Durante quatro anos, Gabriel frequentou uma escola especial, mas, por decisão da mãe, passou para uma escola comum em 2009. A entrada de Gabriel na escola pública coincide com o lançamento pela prefeitura paulistana de um dos maiores programas educacionais de inclusão em andamento no país. O Inclui começou em 2009, colocando, aos poucos, deficientes que estavam em escolas especiais em salas de aula regulares, e é apontado como uma iniciativa inovadora e bem-sucedida.

Inovadora porque, além da preparação de professores e agentes escolares e da adaptação arquitetônica das escolas, trouxe para a rede pública dois tipos de profissionais que nunca existiram.
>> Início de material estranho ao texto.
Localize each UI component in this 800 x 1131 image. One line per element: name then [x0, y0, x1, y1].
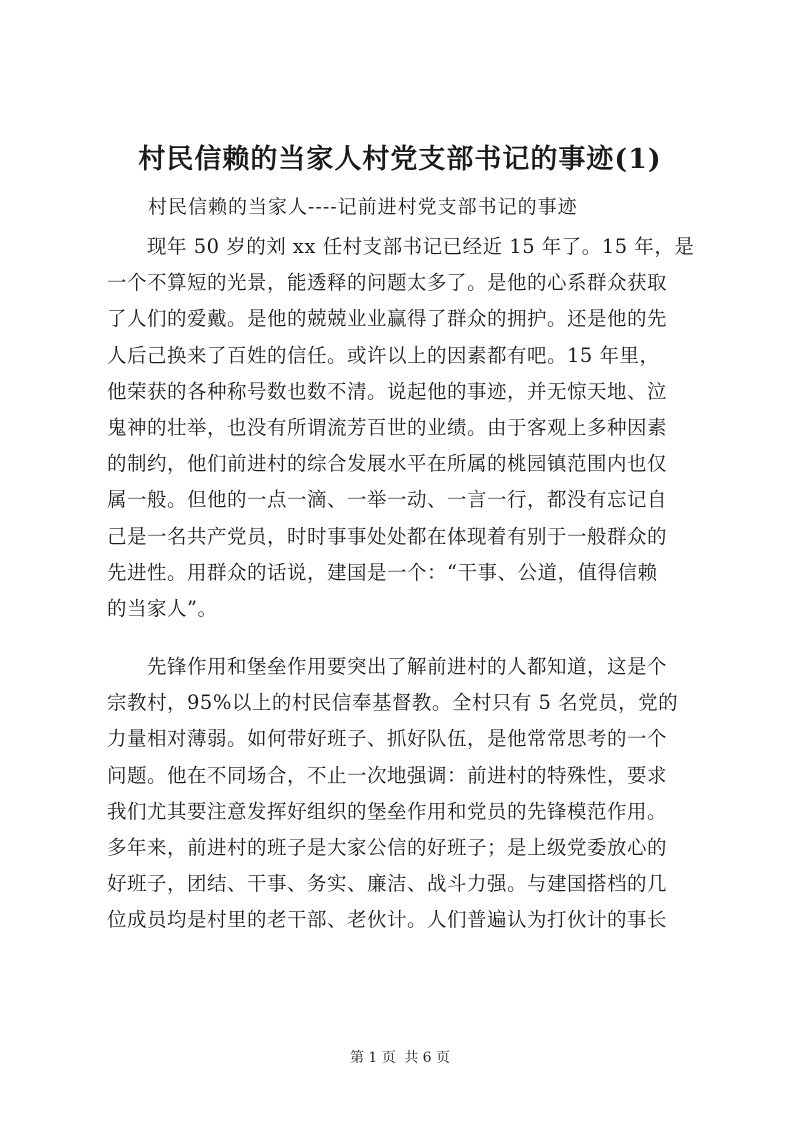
paragraph-line: 的当家人”。 [107, 596, 218, 620]
paragraph-line: 好班子，团结、干事、务实、廉洁、战斗力强。与建国搭档的几 [107, 872, 668, 896]
paragraph-line: 我们尤其要注意发挥好组织的堡垒作用和党员的先锋模范作用。 [107, 799, 668, 823]
paragraph-line: 一个不算短的光景，能透释的问题太多了。是他的心系群众获取 [107, 271, 668, 295]
paragraph-line: 的制约，他们前进村的综合发展水平在所属的桃园镇范围内也仅 [107, 452, 668, 476]
paragraph-line: 属一般。但他的一点一滴、一举一动、一言一行，都没有忘记自 [107, 488, 668, 512]
paragraph-line: 问题。他在不同场合，不止一次地强调：前进村的特殊性，要求 [107, 763, 668, 787]
paragraph-line: 现年 50 岁的刘 xx 任村支部书记已经近 15 年了。15 年，是 [107, 235, 695, 258]
paragraph-2 [107, 649, 703, 939]
paragraph-line: 宗教村，95%以上的村民信奉基督教。全村只有 5 名党员，党的 [107, 691, 679, 715]
page-title: 村民信赖的当家人村党支部书记的事迹(1) [138, 144, 662, 175]
page-count: 共 6 页 [404, 1050, 451, 1066]
paragraph-line: 他荣获的各种称号数也数不清。说起他的事迹，并无惊天地、泣 [107, 379, 668, 403]
paragraph-line: 人后己换来了百姓的信任。或许以上的因素都有吧。15 年里， [107, 343, 660, 367]
document-subtitle: 村民信赖的当家人----记前进村党支部书记的事迹 [148, 196, 578, 218]
paragraph-line: 力量相对薄弱。如何带好班子、抓好队伍，是他常常思考的一个 [107, 727, 668, 751]
paragraph-line: 多年来，前进村的班子是大家公信的好班子；是上级党委放心的 [107, 835, 668, 859]
paragraph-1 [107, 229, 703, 627]
paragraph-line: 先锋作用和堡垒作用要突出了解前进村的人都知道，这是个 [107, 655, 668, 678]
paragraph-line: 己是一名共产党员，时时事事处处都在体现着有别于一般群众的 [107, 524, 668, 548]
page-footer [0, 1048, 800, 1068]
paragraph-line: 先进性。用群众的话说，建国是一个：“干事、公道，值得信赖 [107, 560, 658, 584]
paragraph-line: 鬼神的壮举，也没有所谓流芳百世的业绩。由于客观上多种因素 [107, 415, 668, 439]
page-number: 第 1 页 [349, 1050, 396, 1066]
paragraph-line: 位成员均是村里的老干部、老伙计。人们普遍认为打伙计的事长 [107, 908, 668, 932]
paragraph-line: 了人们的爱戴。是他的兢兢业业赢得了群众的拥护。还是他的先 [107, 307, 668, 331]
Um deles é o auxiliar do professor, em geral, um estagiário de Pedagogia, nas salas de aula com um ou mais alunos com necessidades educacionais especiais. A outra figura é a do cuidador ou Auxiliar de Vida Escolar (AVE), indicado para alunos com deficiências mais severas e sem autonomia.

O Inclui oferece transporte escolar gratuito aos deficientes e atividades pedagógicas complementares no contraturno escolar. Há ainda um acompanhamento periódico das crianças por psicólogos, fonoaudiólogos, fisioterapeutas, entre outros.

A iniciativa despertou o interesse de um grupo de promotores do Ministério Público de São Paulo especializados na defesa dos direitos da pessoa com deficiência e que estavam elaborando uma cartilha para promotorias do estado com orientações sobre o processo da educação inclusiva.

- Inclusão não é colocar todo mundo na escola de uma hora para outra, sem estrutura, porque vira depósito de crianças. O Inclui é inovador porque pensou a inclusão de forma integrada - diz o promotor de Justiça Júlio Cesar Botelho.

Cegos e surdos também podem ser matriculados na rede municipal. Para os deficientes visuais, a prefeitura garante material didático em braile e, no caso dos surdos, intérpretes em libras são contratados para auxiliar na sala de aula.

Também em São Paulo a Apae desativou em 2009 a sua escola especial, transferindo todos os 107 alunos para escolas comuns. Em parceria com a prefeitura paulistana, a entidade dedica-se hoje às aulas complementares no contraturno escolar.

- A maior preocupação é de o filho ser discriminado. Mas, no nosso caso, não tivemos qualquer experiência desse tipo - afirma a gerente-técnica da Apae-São Paulo, Marília Costa Dias.

Há mais de 40 anos aceitando deficientes, a escola Edem, na Zona Sul do Rio, é um exemplo de que atualmente mais pais se interessam em matricular os filhos em escolas regulares.

- A demanda tem crescido e já não conseguimos dar conta. São poucas as escolas particulares que aceitam esses alunos. O MEC manda uma dupla mensagem. É uma contradição orientar que não haja seleção, e as escolas mais seletivas sejam as que ocupam os melhores lugares nos rankings do Enem e de outros concursos. É ambíguo - diz Judy Galper, diretora da Edem.